Les analystes de Goldman Sachs ont averti que le choc des coronavirus est "extrêmement négatif pour les prix du pétrole et envoie des prix du pétrole sans littoral en territoire négatif".

La banque d'investissement américaine estime que le monde dispose d'environ 1 milliard de barils de capacité de stockage de rechange, mais une grande partie de cela ne sera jamais accessible "car la vitesse du choc actuel va briser les réseaux de transport".

"En effet, étant donné le coût de la fermeture d'un puits, un producteur serait prêt à payer quelqu'un pour disposer d'un baril, ce qui impliquerait des prix négatifs dans les zones enclavées", ont déclaré des analystes de Goldman dans une note de recherche publiée lundi.

Pour être sûr, Goldman a déclaré qu'il s'attend à ce que les bruts d'origine hydrique comme le Brent soient beaucoup plus isolés du choc des coronavirus, avec une référence internationale susceptible de rester proche des coûts décaissés de 20 $ le baril – bien qu'avec des pointes temporaires en dessous.

En revanche, le WTI (qui est enclavé et à 500 miles de stockage de pétrolier accessible) devrait être parmi les plus durement touchés, aux côtés du WTI Midland et de Western Canada Select (WCS).

Plus tôt cette semaine, le prix du WCS était aussi bas que 4,18 $ le baril, ont déclaré les commerçants à Brian Sullivan de CNBC. On pense que c'est moins qu'une bonne pinte de bière au Canada.

La capacité de stockage atteindra sa limite «d'ici la mi-année»

"La demande s'effondrant mais l'offre augmentant après que l'OPEP et la Russie non affiliée n'ont pas réussi à conclure un accord de réduction de la production début mars, les stocks mondiaux pourraient atteindre leur capacité maximale en quelques semaines", ont expliqué les analystes d'Eurasia Group dans une note de recherche publiée lundi.

"Les participants de l'industrie disent qu'il est pratiquement impossible de trouver des réservoirs terrestres conventionnels. Même si l'OPEP et d'autres producteurs commencent à restreindre à nouveau leur production bientôt, le surplus d'approvisionnement de la fermeture mondiale est si grand que la capacité de stockage atteindra probablement sa limite d'ici le milieu de l'année."
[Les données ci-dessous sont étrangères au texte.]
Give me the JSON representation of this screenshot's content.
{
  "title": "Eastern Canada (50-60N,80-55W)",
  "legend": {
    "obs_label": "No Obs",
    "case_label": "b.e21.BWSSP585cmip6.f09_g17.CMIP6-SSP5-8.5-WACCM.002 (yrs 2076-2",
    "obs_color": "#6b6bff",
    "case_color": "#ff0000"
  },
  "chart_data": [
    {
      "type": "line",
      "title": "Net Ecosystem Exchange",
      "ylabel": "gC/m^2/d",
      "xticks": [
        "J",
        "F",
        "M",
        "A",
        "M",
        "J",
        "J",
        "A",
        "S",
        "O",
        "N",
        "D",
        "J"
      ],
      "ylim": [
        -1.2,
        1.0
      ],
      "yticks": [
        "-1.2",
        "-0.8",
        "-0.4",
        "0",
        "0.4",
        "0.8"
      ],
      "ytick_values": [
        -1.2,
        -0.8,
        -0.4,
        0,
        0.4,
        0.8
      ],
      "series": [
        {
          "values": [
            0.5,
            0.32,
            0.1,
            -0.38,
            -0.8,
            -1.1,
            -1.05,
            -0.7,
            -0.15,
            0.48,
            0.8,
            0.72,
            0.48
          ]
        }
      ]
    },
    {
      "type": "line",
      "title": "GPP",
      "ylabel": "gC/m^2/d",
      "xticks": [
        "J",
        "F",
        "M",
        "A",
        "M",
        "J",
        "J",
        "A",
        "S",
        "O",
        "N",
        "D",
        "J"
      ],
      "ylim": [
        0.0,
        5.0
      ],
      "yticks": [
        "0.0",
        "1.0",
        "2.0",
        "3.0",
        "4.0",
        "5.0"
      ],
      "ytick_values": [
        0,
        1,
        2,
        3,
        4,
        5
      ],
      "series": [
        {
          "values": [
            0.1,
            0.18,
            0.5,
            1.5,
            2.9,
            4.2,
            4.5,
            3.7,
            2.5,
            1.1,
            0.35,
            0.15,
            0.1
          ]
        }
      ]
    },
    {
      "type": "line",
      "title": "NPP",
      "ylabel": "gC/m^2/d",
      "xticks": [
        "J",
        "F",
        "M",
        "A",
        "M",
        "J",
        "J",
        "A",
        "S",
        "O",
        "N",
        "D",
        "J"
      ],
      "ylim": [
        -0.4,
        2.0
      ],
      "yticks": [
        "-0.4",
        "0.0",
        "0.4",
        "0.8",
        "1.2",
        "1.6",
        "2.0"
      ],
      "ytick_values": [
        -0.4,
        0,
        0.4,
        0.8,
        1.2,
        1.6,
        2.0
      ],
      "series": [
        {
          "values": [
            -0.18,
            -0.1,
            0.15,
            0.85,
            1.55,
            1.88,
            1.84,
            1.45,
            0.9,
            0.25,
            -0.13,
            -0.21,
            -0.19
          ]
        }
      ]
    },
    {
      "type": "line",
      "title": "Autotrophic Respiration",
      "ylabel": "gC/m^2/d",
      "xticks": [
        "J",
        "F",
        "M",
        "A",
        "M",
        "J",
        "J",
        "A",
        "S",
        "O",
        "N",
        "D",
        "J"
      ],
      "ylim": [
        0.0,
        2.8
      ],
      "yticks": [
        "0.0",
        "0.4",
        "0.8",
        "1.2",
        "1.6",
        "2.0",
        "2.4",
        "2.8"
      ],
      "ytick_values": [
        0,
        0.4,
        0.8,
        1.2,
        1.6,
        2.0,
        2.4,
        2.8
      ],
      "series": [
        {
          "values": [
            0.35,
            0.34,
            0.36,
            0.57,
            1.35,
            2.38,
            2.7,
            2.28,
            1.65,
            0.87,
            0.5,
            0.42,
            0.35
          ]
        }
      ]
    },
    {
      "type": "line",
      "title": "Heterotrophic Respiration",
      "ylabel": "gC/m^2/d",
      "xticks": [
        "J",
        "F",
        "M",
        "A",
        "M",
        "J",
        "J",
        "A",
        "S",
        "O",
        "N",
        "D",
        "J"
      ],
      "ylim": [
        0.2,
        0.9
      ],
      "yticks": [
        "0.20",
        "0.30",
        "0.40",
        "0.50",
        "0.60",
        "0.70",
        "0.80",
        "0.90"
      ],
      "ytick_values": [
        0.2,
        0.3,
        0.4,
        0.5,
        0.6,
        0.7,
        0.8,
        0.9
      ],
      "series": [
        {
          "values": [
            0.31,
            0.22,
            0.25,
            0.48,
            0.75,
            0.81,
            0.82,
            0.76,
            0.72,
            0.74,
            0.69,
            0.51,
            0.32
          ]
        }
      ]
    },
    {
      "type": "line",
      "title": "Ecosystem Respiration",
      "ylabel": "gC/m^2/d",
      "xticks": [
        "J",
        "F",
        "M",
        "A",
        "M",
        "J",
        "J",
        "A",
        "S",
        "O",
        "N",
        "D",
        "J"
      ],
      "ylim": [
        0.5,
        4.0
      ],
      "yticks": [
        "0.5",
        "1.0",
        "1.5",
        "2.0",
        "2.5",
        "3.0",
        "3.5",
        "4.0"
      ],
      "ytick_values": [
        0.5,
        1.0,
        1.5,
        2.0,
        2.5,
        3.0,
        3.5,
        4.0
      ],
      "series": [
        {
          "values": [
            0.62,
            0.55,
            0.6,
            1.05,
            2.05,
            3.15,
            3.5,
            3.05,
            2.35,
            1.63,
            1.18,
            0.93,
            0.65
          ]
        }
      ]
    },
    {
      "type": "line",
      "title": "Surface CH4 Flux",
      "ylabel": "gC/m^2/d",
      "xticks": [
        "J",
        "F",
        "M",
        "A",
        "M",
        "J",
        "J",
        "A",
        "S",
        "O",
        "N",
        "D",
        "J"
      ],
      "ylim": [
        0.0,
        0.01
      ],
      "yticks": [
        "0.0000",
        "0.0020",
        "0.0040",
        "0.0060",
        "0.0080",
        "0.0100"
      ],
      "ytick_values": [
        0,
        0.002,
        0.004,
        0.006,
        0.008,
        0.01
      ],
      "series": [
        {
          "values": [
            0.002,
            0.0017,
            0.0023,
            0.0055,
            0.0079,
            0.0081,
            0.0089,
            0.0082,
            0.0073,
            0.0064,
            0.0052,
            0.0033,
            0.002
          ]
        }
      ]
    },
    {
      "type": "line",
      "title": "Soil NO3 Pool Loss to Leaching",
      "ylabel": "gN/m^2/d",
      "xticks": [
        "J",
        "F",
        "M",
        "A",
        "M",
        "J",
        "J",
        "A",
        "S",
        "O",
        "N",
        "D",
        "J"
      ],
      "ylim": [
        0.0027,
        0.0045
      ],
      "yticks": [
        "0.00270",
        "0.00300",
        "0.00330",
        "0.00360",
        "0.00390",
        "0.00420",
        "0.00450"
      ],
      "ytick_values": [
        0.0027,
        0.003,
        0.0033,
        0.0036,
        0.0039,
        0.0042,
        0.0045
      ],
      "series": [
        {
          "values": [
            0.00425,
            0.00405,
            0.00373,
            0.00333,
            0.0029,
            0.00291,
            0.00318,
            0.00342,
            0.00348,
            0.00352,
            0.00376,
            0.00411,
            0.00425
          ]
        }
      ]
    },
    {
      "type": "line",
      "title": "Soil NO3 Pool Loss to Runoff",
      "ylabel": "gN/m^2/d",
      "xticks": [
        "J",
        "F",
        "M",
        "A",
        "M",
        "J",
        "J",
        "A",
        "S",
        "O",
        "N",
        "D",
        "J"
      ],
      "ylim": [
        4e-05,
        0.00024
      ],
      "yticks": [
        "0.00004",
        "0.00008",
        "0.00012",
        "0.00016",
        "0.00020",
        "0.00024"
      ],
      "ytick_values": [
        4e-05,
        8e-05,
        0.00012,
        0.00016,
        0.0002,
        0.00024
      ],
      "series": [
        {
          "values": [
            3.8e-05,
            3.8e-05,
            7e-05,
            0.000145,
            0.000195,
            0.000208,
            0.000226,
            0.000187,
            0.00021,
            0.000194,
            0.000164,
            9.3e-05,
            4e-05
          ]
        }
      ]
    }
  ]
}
"Déjà, les ports et les raffineurs refusent les pétroliers. Cela exercera une pression encore plus à la baisse sur les prix et constituera une menace existentielle pour de nombreuses entreprises", a déclaré le Groupe Eurasia.

Les dockers transportent la corde d'amarrage d'un cargo sur le quai du port de Bandar Imam Khomeini (BIK) le vendredi 24 mai 2019.

Ali Mohammadi | Bloomberg | Getty Images

Les analystes d'Energy Aspects s'attendent à ce que la guerre des prix du pétrole entre l'Arabie saoudite et la Russie maintienne la production à un niveau élevé jusqu'à la fin de l'année.

Cela signifie que le monde sera à court de capacité de stockage de brut au début du troisième trimestre de l'année, ont-ils ajouté, le confinement des produits arrivant plus tôt.